This is of neglible use here, but it allows new RPC methods to take outputs as their first argument and make inputs optional.
PR description:
> walletcreatefundedpsbt has some interesting features that sendtoaddress and sendmany don't have:
>
> - manual coin selection
> - outputting a PSBT
> - create a transaction without adding to wallet (which leads to broadcasting, unless -walletbroadcast=0)
>
>At the same time walletcreatefundedpsbt can't broadcast a transaction, which is inconvenient for simple use cases.
>
> This PR introduces a new send RPC method which creates a PSBT, signs it if possible and adds it to the wallet by default.
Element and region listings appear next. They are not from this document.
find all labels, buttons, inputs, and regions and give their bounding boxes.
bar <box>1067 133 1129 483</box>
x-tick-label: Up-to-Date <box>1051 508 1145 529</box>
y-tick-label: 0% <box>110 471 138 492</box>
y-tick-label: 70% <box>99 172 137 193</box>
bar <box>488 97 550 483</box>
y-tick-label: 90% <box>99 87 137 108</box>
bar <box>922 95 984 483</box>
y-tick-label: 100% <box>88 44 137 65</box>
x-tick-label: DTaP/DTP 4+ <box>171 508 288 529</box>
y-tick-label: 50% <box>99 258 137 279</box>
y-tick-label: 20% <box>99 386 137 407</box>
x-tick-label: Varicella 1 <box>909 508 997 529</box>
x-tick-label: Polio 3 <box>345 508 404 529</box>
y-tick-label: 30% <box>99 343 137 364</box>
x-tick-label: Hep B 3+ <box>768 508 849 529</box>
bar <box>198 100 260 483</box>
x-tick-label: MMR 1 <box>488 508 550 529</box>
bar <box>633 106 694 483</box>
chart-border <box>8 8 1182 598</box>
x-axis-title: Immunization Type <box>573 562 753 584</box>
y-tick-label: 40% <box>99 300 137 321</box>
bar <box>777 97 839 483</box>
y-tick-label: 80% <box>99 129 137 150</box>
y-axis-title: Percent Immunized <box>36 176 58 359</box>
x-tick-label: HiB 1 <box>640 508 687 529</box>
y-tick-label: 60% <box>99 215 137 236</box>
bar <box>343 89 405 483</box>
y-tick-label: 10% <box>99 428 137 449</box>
If it can't sign all inputs, it outputs a PSBT. If add_to_wallet is set to false it will return the transaction in both PSBT and hex format.
>
> Because it uses a PSBT internally, it will much easier to add hardware wallet support to this method (see #16546).
>
> For bitcoin-cli users, it tries to keep the simplest use case easy to use:
>
> `bitcoin-cli -regtest send '{"ADDRESS": 0.1}' 1 sat/b`
>
> This paves the way for deprecating sendtoaddress and sendmany though there's no rush. The only missing feature compared to these older methods is adding labels to a destination address.